Staff Report//December 22, 2021//
The Court of Appeals Eastern District on Dec. 14 turned aside a challenge to the practice of setting bond as part of the initial arrest warrant in criminal cases. Now the attorney who brought the challenge hopes the Missouri Supreme Court will take up the matter.
Matthew Mueller of MGM Law in St. Louis represents Cordell Nichols Jr., who was given a $30,000 cash-only bond when he was arrested in December 2019 for unlawful possession of a firearm.
Two days later, Nichols appeared before a judge, who ordered the defendant held without bond due to his lengthy criminal record. Nichols later pleaded guilty to the charge.
Mueller filed a declaratory judgment action arguing Judge Thomas McCarthy erred in setting the $30,000 bond without evidence of the defendant’s ability to pay.
In 2019, Supreme Court Rule 33.01 was revised to state that cash bail cannot be imposed without an individual assessment of an arrested person’s financial circumstances, among other factors. Mueller argued that the initial bond was entered with no such information and was essentially arbitrary.
The Eastern District disagreed, finding that the rule requires only that the judge rely on “available information” when setting bond in an initial arrest warrant.
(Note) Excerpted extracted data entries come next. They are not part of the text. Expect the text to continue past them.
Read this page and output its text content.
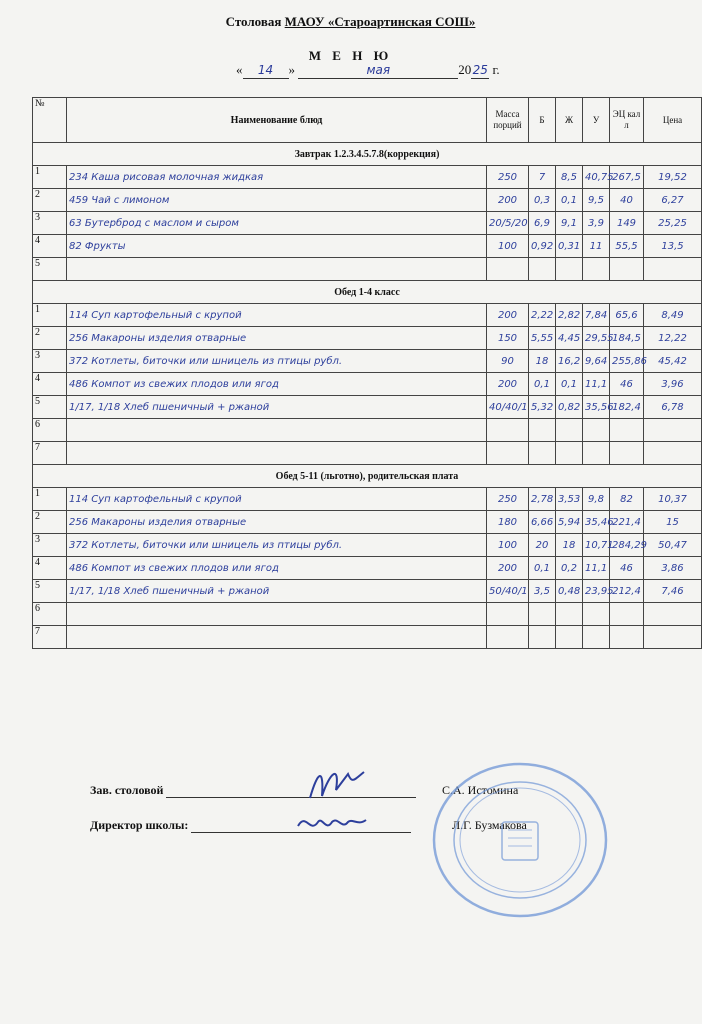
Столовая МАОУ «Староартинская СОШ»
М Е Н Ю
« 14 »	мая	2025 г.
№	Наименование блюд	Масса порций	Б	Ж	У	ЭЦ кал л	Цена
Завтрак 1.2.3.4.5.7.8(коррекция)							
1	234 Каша рисовая молочная жидкая	250	7	8,5	40,75	267,5	19,52
2	459 Чай с лимоном	200	0,3	0,1	9,5	40	6,27
3	63 Бутерброд с маслом и сыром	20/5/20	6,9	9,1	3,9	149	25,25
4	82 Фрукты	100	0,92	0,31	11	55,5	13,5
5							
Обед 1-4 класс							
1	114 Суп картофельный с крупой	200	2,22	2,82	7,84	65,6	8,49
2	256 Макароны изделия отварные	150	5,55	4,45	29,55	184,5	12,22
3	372 Котлеты, биточки или шницель из птицы рубл.	90	18	16,2	9,64	255,86	45,42
4	486 Компот из свежих плодов или ягод	200	0,1	0,1	11,1	46	3,96
5	1/17, 1/18 Хлеб пшеничный + ржаной	40/40/1	5,32	0,82	35,56	182,4	6,78
6							
7							
Обед 5-11 (льготно), родительская плата							
1	114 Суп картофельный с крупой	250	2,78	3,53	9,8	82	10,37
2	256 Макароны изделия отварные	180	6,66	5,94	35,46	221,4	15
3	372 Котлеты, биточки или шницель из птицы рубл.	100	20	18	10,71	284,29	50,47
4	486 Компот из свежих плодов или ягод	200	0,1	0,2	11,1	46	3,86
5	1/17, 1/18 Хлеб пшеничный + ржаной	50/40/1	3,5	0,48	23,95	212,4	7,46
6							
7							
Зав. столовой	С.А. Истомина
Директор школы:	Л.Г. Бузмакова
It wasn’t feasible, the court said, for police, prosecutors and courts to gather that information at that stage, and the defendant can always challenge the amount of the bond at later hearings.
Mueller, however, says judges should not set a cash bond at all in the initial warrant. Instead, he says, the court should either issue a summons for the defendant to return to court, or else order him held without bond based on a finding that the defendant is dangerous.
“If you don’t have information about ability to pay, then the court should be precluded from imposing a cash bond,” Mueller said. He said he plans to ask the Supreme Court to take transfer of the case.
The case is Nichols v. McCarthy, ED109897.